Dari seluruh sisi gelap warnet tersebut, kita masih punya harapan bahwasanya teknologi warnet ini merupakan satu terobosan untuk memberikan kesempatan kepada masyarakat luas untuk memanfaatkan kemajuan teknologi informasi, kemajuan jaringan internet yang di negara lain sudah merupakan satu kebutuhan dasar untuk dapat bertahan dalam dunia yang semakin rumit ini.

KEBERADAAN warnet secara ekonomis merupakan satu solusi terhadap besarnya jumlah penganggur di negeri ini, karena satu warnet yang kecil, investasinya sekitar Rp 50 juta, mampu memberikan lapangan pekerjaan kepada minimal tiga orang. Belum lagi tenaga-tenaga ahli komputer yang biasanya diminta membantu membangun sistemnya.
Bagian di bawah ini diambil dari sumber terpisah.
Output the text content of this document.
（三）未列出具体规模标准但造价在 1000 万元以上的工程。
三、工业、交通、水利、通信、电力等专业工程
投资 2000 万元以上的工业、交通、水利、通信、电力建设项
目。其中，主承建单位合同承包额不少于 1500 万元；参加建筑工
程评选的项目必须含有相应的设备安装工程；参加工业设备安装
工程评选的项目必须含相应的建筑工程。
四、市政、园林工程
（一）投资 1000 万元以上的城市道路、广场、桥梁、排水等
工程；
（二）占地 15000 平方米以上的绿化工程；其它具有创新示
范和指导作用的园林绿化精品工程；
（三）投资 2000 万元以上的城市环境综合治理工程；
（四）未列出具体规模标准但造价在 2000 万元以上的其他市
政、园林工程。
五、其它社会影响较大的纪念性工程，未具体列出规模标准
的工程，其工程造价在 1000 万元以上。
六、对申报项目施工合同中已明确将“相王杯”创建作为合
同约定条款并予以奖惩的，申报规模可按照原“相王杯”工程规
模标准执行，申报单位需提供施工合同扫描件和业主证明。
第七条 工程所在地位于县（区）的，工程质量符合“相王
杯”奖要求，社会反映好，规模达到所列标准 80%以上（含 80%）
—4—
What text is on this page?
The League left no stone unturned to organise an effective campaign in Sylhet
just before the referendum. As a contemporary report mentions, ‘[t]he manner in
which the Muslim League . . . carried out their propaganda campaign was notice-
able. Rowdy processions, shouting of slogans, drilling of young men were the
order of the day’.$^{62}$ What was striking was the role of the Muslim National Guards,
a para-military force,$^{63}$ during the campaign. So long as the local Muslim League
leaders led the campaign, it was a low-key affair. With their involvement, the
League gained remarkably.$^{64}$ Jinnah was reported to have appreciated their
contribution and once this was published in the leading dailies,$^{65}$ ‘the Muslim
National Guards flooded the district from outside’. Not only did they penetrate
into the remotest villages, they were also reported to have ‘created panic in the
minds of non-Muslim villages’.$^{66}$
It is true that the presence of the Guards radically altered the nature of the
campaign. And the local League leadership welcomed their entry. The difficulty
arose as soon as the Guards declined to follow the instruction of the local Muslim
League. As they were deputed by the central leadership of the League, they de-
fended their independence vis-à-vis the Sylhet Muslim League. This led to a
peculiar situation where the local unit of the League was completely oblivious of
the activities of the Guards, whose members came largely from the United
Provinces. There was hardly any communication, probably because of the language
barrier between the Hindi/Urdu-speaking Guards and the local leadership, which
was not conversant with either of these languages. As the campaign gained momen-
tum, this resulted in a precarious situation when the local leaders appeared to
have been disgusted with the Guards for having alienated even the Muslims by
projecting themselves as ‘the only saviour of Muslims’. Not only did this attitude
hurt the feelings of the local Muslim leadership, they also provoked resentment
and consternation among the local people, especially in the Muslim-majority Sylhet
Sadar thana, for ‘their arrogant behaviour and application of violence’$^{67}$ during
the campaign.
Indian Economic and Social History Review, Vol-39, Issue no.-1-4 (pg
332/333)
Dengan membangun warnet, investor sebetulnya sudah nekat dan berpikiran lumayan jauh ke depan karena dengan investasi yang lebih kecil dibandingkan dengan membangun warung telekomunikasi (wartel), pengembalian investasinya lebih cepat. Di samping itu, tidak dibutuhkan tenaga-tenaga yang punya keahlian dalam menjalankan bisnisnya.

Keadaan awal yang penuh dengan kegembiraan dan hura-hura harus ditutup dengan sad ending yang sangat menyedihkan, dimulai dengan penggerebekan terhadap warnet yang menyalahi Undang-Undang Hak Cipta di Cilacap, bermuara menjadi kuburan warnet di tempat-tempat yang tadinya merupakan sentral warnet.

Kuburan warnet terjadi karena tidak ada solusi bisnis yang secara langsung hanya bergantung pada teknologi yang dimiliki oleh Microsoft. Penggunaan peranti lunak Microsoft Windows di warnet merupakan satu keharusan yang tidak bisa ditawar lagi, terutama untuk warnet yang berorientasi pada online game dan memang saat ini server yang dimiliki oleh online game semuanya bersistem Microsoft Windows.

Kerasnya pihak kepolisian menyikapi hal ini sebetulnya tidak bisa disalahkan dan memang kepolisian Indonesia sudah membuat yang terbaik bagi konvensi dunia terhadap hak cipta. Akan tetapi, masalahnya, tahapan-tahapan yang penulis sampaikan di awal tulisan ini terasa janggal.

Warnet merupakan produk akhir pendistribusian peranti lunak, kalau kita perhatikan seolah-olah legal di negara ini, karena dijual di mal-mal yang terbuka, dengan toko yang besar dan bahkan sampai ke pinggir jalan-jalan tertentu.

Kenapa penggerebekan ini seolah-olah dibikin seperti serial sinetron dan tidak mempunyai konsistensi yang terus-menerus. Selain itu, kelihatan terjadinya ketidaksetaraan terhadap hukum-yang kuat dapat tetap berbisnis seperti biasanya.

Bukan rahasia umum bahwasanya gerakan kepolisian Indonesia ini merupakan bagian dari program vendor peranti lunak, di mana jika mereka menyediakan dana untuk satu operasi, pihak kepolisian langsung bergerak dan menyisir semua yang ada.

Sangat janggal kalau melihat keadaan di mana warnet-warnet tutup karena takut digerebek oleh polisi dengan dalih melanggar hak cipta, sementara di tempat yang jaraknya hanya beberapa meter, toko komputer atau toko peranti lunak memajang peranti lunak bajakan secara mencolok dan terbuka.

Penyelesaian yang sepotong-sepotong ini akan berdampak negatif terhadap industri teknologi informasi tersebut, yang secara de facto sudah disepakati sebagai satu cara untuk meningkatkan kemajuan satu bangsa.

Dan mudah-mudahan, Presiden Republik Indonesia mau meluangkan waktunya untuk memikirkan penyelesaian masalah ini karena semua kebijakan ini akhirnya harus diambil Presiden RI. Tanpa interaksi Presiden RI, keadaan kacau-balau seperti ini tidak akan selesai dan Indonesia akan semakin tertinggal dalam kancah kemajuan dunia.